Humans and animals are capable of awe-inspiring feats of agility produced by drawing from a vast repertoire of motor skills. In sharp contrast, artificial agents in robotics or computer-generated animation are often stiff and awkward—or else very limited in repertoire—despite decades of progress in the design of controllers. Jason Peng has developed a series of motion imitation and reinforcement learning techniques which upend a decades-long line of research in mocap-based motion synthesis: his work allows agents to learn a large spectrum of highly dynamic and athletic behaviors by mimicking demonstrations. Instead of designing controllers or reward functions for each skill of interest, the agent need only to be provided with a few example motion clips of the desired skill to synthesize a controller, that not only closely replicates the target behavior but can also be robust to perturbations — such as standing up after a fall or reacting to being hit with an object. The resulting controllers thus reconciliate natural motion and interactivity/response to unpredicted events, marking a significant improvement over previous approaches. His work on adversarial motion priors further shows how to generalize these ideas to large training sets.
In addition to his accomplishments in character animation, Jason has applied his methods to real-world quadrupedal and bipedal robots. He demonstrated that a wide range of learned locomotion gaits can be executed on robot hardware, even enabling a quadruped to chase its own tail.
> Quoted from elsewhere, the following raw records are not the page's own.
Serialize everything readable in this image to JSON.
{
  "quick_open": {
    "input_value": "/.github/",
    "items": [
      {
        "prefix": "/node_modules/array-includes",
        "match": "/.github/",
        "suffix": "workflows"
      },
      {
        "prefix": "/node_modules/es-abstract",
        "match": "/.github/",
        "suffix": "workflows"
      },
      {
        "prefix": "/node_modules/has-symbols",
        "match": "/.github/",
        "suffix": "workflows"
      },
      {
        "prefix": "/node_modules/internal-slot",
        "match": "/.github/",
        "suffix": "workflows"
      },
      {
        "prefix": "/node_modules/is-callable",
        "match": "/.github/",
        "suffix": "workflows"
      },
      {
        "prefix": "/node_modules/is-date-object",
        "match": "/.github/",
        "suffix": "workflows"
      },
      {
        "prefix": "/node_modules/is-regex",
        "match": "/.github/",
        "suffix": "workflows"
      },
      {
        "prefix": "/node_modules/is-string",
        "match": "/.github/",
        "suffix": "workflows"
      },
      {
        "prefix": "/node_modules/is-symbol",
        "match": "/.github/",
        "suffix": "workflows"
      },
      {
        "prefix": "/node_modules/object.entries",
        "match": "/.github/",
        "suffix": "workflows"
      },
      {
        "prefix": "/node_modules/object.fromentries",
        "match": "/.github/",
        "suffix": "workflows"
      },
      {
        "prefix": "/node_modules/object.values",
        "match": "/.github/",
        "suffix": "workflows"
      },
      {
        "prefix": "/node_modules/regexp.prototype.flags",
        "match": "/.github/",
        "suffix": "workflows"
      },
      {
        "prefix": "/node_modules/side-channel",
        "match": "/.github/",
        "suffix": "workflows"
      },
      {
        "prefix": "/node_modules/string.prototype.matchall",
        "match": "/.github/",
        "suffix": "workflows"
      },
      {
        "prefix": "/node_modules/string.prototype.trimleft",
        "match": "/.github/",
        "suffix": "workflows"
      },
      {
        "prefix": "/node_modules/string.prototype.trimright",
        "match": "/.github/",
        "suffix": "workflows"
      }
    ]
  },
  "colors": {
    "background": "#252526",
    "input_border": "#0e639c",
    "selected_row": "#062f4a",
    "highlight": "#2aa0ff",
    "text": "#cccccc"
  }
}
This work beautifully illustrates how to go from real-world data (mocap) to a simulated world for learning the control policies, and then back to the real world for deployment. This kind of interdisciplinary progress is emblematic of the diversity and impact of work developed in the graphics community.
Dr. Peng has advanced the field of controller design through motion imitation and reinforcement learning with a doctoral dissertation in which each chapter develops innovative ideas and progresses towards a steadily increasing level of capability. The SIGGRAPH community thus recognizes Jason Peng for these extraordinary achievements with the 2022 ACM SIGGRAPH Doctoral Dissertation Award, and looks forward to his future contributions.